Mercoledì 24 gennaio alle ore 16 si svolgerà il Convegno annuale delle Caritas parrocchiali della Diocesi di Caltanissetta, nel salone del Museo Diocesano del Seminario.

Si tratta del momento più importante del percorso di formazione permanente che durante l’anno si svolge nelle 50 parrocchie che ospitano i gruppi Caritas, animati da centinaia di volontari che si occupano quotidianamente di fronteggiare i disagi sociali, le antiche e nuove povertà, attivando con passione solidale una miriade di iniziative di sostegno alle fragilità personali e familiari del territorio che vive intorno alle parrocchie.

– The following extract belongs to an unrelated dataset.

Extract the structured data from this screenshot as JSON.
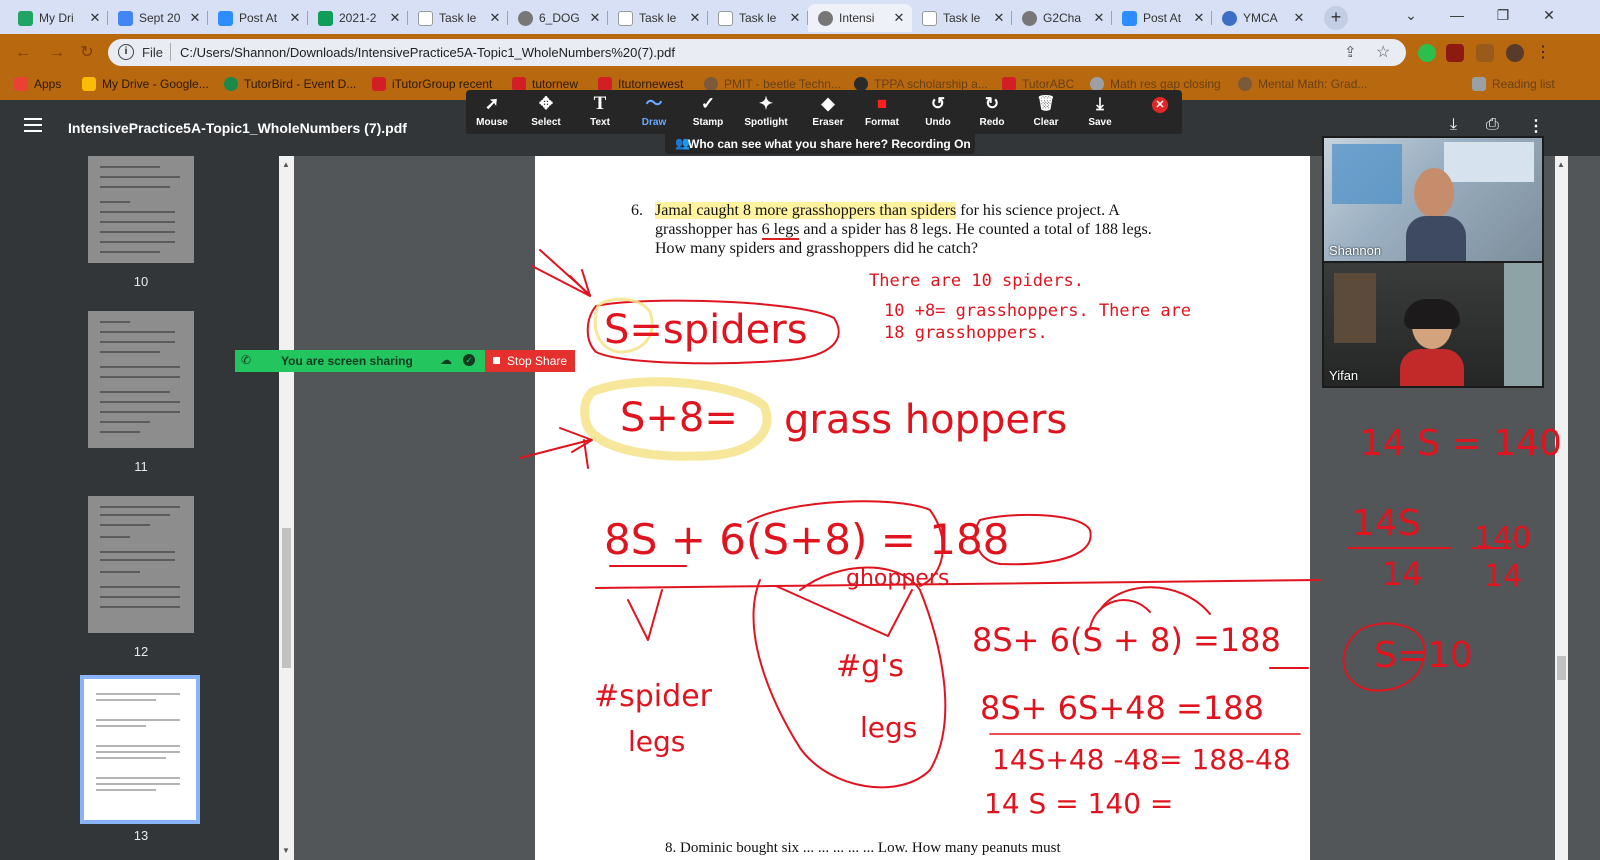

Dopo l’introduzione di Giuseppe Paruzzo, nuovo Direttore della Caritas diocesana e dell’ufficio Diocesano della Pastorale Sociale e del Lavoro, il Vescovo Mons, Mario Russotto terrà una Lectio biblica sul tema “Giuda e Maria di Betania. Calcolo o carità fino allo spreco?”, focalizzando l’attenzione sull’icona evangelica che è al centro della sua Lettera Pastorale 2017/18 “Profumo d’amore…dall’unzione alla missione”, testo base dell’attuazione annuale degli Orientamenti Pastorali 2014/2020.

La Lettera Pastorale diventa così la guida per la formazione spirituale delle equipes delle Caritas parrocchiali, per approfondire i temi sociali dell’impegno del laicato nell’orizzonte della carità intesa anche come categoria teologica, radicata nella Sacra Scrittura, cornice di senso della nostra contemporaneità.

Dopo la Lectio del Vescovo don Marco Paternò, assistente spirituale della Caritas Diocesana, proporrà ai volontari alcune piste di riflessione sulle esperienze legate alle attività svolte, sui progetti in itinere e sulle prospettive di potenziamento dell’intervento solidale della Chiesa nel territorio, dando loro la possibilità di confrontarsi con le diverse realtà e di condividere problematiche e sperimentazioni in un campo particolarmente importante, in cui si rende leggibile la capacità della Chiesa di testimoniare coerenza ed esemplarità di intervento, misurandosi con i disagi delle periferie esistenziali e con la propria capacità di offrire risposte di promozione della dignità e dei diritti umani che superino l’assistenzialismo tradizionale.